Hal ini sesuai dengan rekomendasi WHO 2011, dimana pasien demam berdarah Dengue disarankan untuk mengkonsumsi minuman elektrolit isotonik. Selain itu, sebuah penelitian uji acak tersamar ganda yang dilakukan di Indonesia pada pasien demam berdarah dengue menunjukkan pemberian cairan elektrolit isotonik membantu mengurangi gejala mual, muntah dan menurunkan suhu tubuh lebih cepat dibandingkan dengan pemberian air putih. 

Waktu yang Tepat untuk Memulai Pemberian Cairan Oral

Pemberian cairan oral perlu diberikan selama pasien masih dapat menerima asupan oral dan tidak didapatkan kontraindikasi pemberian cairan oral. Pemberian cairan tambahan secara intravena diindikasikan bila asupan oral dinilai tidak mencukupi atau terdapat ketidakseimbangan hemodinamik. 

Jumlah Cairan yang Tepat pada Pasien

Jumlah cairan yang perlu diberikan pada pasien demam, perlu mencakup kebutuhan harian pasien ditambah perhitungan kehilangan yang tidak disadari, atau insensible water loss, misalnya melalui keringat. Terdapat beberapa metode perhitungan kebutuhan cairan yang dapat digunakan, antara lain perhitungan kebutuhan harian berdasarkan berat badan pasien sebanyak 1500 mL + [(berat badan ideal – 20 kg) x 20] mL. 

Pada keadaan demam, untuk setiap kenaikan suhu 1°C dari 37°C, perlu diperhitungkan tambahan insensible water loss minimal 600–1000 ml cairan setiap hari. Penggunaan tabel cairan untuk pasien rawat jalan telah terbukti sebagai salah satu intervensi yang mudah dan murah untuk mengurangi angka perawatan inap dan kebutuhan pemberian cairan intravena pada pasien terduga demam dengue.

Pertimbangan Pemberian Cairan Secara Oral atau Intravena

Penyapihan suplementasi cairan dapat dilakukan secara bertahap sesuai dengan perbaikan keadaan klinis pasien.
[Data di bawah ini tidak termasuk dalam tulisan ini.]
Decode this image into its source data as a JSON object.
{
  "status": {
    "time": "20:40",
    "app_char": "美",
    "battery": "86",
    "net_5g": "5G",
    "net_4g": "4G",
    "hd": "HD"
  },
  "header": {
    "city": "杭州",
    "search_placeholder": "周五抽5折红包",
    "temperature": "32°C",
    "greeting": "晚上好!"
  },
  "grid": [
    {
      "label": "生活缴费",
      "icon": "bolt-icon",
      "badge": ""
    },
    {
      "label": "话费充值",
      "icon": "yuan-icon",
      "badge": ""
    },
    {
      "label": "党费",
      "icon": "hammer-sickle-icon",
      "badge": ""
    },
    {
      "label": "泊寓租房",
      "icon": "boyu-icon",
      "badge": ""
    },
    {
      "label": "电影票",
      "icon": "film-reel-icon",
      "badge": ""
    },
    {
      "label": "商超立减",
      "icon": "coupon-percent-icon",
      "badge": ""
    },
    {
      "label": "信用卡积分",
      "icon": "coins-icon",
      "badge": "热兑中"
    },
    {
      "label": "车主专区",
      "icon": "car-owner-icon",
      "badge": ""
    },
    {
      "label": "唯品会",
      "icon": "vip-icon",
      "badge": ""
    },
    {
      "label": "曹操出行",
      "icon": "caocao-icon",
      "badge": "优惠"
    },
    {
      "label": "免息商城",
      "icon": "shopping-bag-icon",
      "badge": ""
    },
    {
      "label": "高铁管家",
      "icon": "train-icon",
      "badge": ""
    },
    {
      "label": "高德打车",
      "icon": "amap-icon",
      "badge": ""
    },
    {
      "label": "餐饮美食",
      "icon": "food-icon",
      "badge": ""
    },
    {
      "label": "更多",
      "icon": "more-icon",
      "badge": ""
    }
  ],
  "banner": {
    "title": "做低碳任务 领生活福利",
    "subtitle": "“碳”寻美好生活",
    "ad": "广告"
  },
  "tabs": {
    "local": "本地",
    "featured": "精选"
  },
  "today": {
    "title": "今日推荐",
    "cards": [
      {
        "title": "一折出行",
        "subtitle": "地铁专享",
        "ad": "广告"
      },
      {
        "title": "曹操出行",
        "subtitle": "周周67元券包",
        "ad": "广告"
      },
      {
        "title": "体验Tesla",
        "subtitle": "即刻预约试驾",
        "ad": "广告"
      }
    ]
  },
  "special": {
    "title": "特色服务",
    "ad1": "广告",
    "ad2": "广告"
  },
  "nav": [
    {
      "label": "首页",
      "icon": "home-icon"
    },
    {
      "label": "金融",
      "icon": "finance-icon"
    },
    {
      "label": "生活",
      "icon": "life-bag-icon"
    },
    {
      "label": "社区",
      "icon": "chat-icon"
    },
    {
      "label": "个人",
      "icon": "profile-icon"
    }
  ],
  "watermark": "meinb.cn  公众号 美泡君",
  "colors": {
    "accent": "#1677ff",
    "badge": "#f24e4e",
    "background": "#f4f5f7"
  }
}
Bila tidak lagi diperlukan, pemberian cairan intravena dapat terlebih dahulu dikurangi sebelum akhirnya pemberian terapi cairan oral dikembalikan pada kebutuhan sesuai perhitungan rumatan orang sehat. 

Kesimpulan

Terapi cairan oral penting diperhatikan dalam tata laksana demam berdarah dengue karena akan memengaruhi luaran pasien. Keringat yang diproduksi tubuh dalam proses demam tersusun atas air yang mengandung komponen elektrolit. 

Karena itu, pilihan terapi cairan oral sebagai rumatan dan pengganti cairan tubuh yang keluar dalam bentuk keringat harus mengandung elektrolit dalam jumlah seimbang, contohnya: cairan elektrolit isotonik, cairan rehidrasi oral, susu, jus buah sesuai rekomendasi WHO. Pemberian cairan oral perlu diberikan selama pasien masih dapat menerima asupan oral dan tidak didapatkan kontraindikasi pemberian cairan oral, dengan memperhitungkan tambahan insensible water loss sebanyak 2,5 mL/kg berat badan/hari untuk setiap kenaikan suhu 1°C dari 37°C.